Lawton v. Fitchburg Savings Bank

Holmes, J.

The question is whether the gifts to the testator’s daughter in the third clause of the will entitle them to come against the real estate, the personal estate being insufficient. The third clause, so far as material, reads, “ All the rest of my personal property, consisting of stocks, bonds, mortgages, cash in hand, and evidences of debt, I give and bequeath to my said executor on the following trusts, viz.” to his wife for life, “ and after her decease, first to pay over to my daughter Dorcas *155. . . the interest and income of two thousand dollars. . . . After the decease of my said daughter, the principal sum of two thousand dollars to be paid, . . . but if she shall leave no children or grandchildren at her decease, one thousand dollars of said principal sum to be paid to my daughter Rebecca. . . . Second, to pay over to my daughter, Rebecca E. Boutelle, the sum of twenty-five hundred dollars.” Authority is given to advance five hundred dollars to her in case of marriage, “ to that extent diminishing the annual income to be paid to my said wife.”

The foregoing clause in terms deals with the residue of the testator’s personal property alone, and shows that it does so advisedly by enumerating what the property consists of. The gifts to the testator’s daughters are among the trusts declared concerning this property. They are made only by way of trust. They are not demonstrative legacies. No intention is shown that the daughters should have the amounts given them except as cestuis que trust of this fund. Therefore they can have no claim upon any other property, unless the gifts to them are enlarged by other parts of the will.

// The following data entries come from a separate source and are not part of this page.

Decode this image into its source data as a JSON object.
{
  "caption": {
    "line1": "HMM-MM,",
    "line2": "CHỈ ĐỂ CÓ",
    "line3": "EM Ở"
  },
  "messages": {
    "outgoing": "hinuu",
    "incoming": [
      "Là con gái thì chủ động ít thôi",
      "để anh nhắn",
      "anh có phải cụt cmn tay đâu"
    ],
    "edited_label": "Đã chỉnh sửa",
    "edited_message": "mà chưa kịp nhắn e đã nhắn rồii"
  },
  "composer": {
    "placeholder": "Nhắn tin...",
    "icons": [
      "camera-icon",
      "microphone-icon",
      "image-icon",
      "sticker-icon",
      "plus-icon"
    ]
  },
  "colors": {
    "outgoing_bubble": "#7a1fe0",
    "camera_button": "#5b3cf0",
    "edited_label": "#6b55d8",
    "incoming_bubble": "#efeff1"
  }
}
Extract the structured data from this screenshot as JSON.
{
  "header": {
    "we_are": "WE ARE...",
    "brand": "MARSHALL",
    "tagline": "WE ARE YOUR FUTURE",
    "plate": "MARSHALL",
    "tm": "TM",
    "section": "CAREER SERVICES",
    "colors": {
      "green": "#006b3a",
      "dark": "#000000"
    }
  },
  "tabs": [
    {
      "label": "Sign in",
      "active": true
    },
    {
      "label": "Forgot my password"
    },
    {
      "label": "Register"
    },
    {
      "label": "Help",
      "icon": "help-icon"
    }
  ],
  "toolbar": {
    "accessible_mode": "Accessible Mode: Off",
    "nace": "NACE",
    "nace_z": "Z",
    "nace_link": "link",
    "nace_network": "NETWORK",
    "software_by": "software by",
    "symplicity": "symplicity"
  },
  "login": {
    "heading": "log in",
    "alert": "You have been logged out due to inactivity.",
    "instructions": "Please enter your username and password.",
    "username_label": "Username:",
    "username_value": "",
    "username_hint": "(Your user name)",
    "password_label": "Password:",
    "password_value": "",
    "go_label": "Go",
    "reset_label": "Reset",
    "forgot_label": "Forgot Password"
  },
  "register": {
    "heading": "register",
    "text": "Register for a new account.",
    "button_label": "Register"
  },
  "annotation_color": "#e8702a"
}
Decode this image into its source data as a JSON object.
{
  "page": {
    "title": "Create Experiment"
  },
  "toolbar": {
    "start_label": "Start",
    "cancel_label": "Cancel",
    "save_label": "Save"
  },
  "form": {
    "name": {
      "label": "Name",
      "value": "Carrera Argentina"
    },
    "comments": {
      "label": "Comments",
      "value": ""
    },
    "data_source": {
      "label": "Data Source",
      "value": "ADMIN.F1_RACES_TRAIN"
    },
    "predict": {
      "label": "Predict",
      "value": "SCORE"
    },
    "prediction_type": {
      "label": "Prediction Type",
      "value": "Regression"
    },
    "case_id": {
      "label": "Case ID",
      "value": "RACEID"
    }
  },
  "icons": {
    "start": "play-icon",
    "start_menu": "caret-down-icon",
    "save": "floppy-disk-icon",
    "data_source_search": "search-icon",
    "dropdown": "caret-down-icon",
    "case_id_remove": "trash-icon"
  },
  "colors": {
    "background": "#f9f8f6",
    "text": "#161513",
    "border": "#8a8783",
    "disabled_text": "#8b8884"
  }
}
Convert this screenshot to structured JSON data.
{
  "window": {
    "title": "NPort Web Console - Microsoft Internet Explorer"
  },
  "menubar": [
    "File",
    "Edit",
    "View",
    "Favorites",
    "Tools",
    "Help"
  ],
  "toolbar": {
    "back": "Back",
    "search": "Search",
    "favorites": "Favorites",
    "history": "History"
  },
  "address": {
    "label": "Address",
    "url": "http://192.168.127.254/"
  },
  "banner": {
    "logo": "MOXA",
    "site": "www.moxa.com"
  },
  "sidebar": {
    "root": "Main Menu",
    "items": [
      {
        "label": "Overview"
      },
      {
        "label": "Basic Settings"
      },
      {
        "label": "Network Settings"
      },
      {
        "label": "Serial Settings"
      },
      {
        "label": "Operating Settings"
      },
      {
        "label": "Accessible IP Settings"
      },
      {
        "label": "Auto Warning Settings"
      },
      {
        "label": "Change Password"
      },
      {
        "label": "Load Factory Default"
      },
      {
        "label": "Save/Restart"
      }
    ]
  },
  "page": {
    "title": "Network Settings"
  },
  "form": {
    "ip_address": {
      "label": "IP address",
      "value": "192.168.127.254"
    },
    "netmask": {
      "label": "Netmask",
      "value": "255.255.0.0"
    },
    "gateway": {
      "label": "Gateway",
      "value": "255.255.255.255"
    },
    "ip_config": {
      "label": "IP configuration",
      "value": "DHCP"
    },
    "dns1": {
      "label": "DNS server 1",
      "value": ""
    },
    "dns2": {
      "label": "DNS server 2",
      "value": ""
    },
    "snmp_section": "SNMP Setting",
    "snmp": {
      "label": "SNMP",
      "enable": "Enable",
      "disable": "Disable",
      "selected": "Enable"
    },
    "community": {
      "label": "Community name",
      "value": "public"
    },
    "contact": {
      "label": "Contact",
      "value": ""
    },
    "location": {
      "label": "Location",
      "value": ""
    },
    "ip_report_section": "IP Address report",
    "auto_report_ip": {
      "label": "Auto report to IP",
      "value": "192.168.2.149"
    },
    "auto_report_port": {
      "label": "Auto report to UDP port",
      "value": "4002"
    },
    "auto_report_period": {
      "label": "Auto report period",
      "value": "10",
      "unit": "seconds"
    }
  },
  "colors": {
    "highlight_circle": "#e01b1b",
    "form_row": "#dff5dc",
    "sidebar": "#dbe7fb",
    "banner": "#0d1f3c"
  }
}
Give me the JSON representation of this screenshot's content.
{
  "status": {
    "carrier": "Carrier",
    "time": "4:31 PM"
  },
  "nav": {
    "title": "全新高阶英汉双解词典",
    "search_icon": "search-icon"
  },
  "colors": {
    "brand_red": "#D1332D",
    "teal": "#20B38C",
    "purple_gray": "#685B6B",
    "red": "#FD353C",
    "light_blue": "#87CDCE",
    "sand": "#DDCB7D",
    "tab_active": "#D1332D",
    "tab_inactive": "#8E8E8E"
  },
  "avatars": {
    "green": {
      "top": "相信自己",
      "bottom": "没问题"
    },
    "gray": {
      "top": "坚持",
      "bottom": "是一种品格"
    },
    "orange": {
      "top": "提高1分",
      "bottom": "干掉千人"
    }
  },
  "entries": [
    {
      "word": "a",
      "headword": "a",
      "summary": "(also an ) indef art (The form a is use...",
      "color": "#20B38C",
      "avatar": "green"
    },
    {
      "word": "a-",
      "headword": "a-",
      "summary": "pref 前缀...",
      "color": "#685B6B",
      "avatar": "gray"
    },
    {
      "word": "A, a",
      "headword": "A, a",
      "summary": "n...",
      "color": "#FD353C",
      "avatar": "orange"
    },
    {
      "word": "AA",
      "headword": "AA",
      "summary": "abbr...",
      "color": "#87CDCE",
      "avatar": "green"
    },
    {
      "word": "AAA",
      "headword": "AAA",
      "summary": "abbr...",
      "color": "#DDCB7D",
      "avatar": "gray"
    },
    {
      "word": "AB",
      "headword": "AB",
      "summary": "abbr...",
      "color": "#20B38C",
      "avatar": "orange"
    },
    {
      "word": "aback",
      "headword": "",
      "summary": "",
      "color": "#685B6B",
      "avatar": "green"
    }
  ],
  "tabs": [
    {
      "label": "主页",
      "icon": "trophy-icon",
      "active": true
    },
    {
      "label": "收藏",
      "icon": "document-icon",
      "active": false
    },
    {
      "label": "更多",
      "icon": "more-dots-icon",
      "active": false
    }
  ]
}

The fourth clause disposes of the residue, real as well as personal, and begins, “After satisfying the above provisions.” But these words are given full force without taking them to subject the real estate by implication to the trusts of the personalty. They refer to the fact that the real estate does not pass until the death of the wife, to whom it is given for life by the second clause,* and they show how the residue of the personalty is to be arrived at. The first clause directs the executor to pay debts, and “the legacies hereinafter given, out of my estate.” But this does not override in advance the specific directions after-wards given. It rather adopts them. The legacies “hereinafter given ” are to be paid out of the estate in the mode hereinafter expressed. The construction long accepted by the family and declared by the Probate Court is correct.

Decree affirmed.

This clause also gave her certain personal property for life.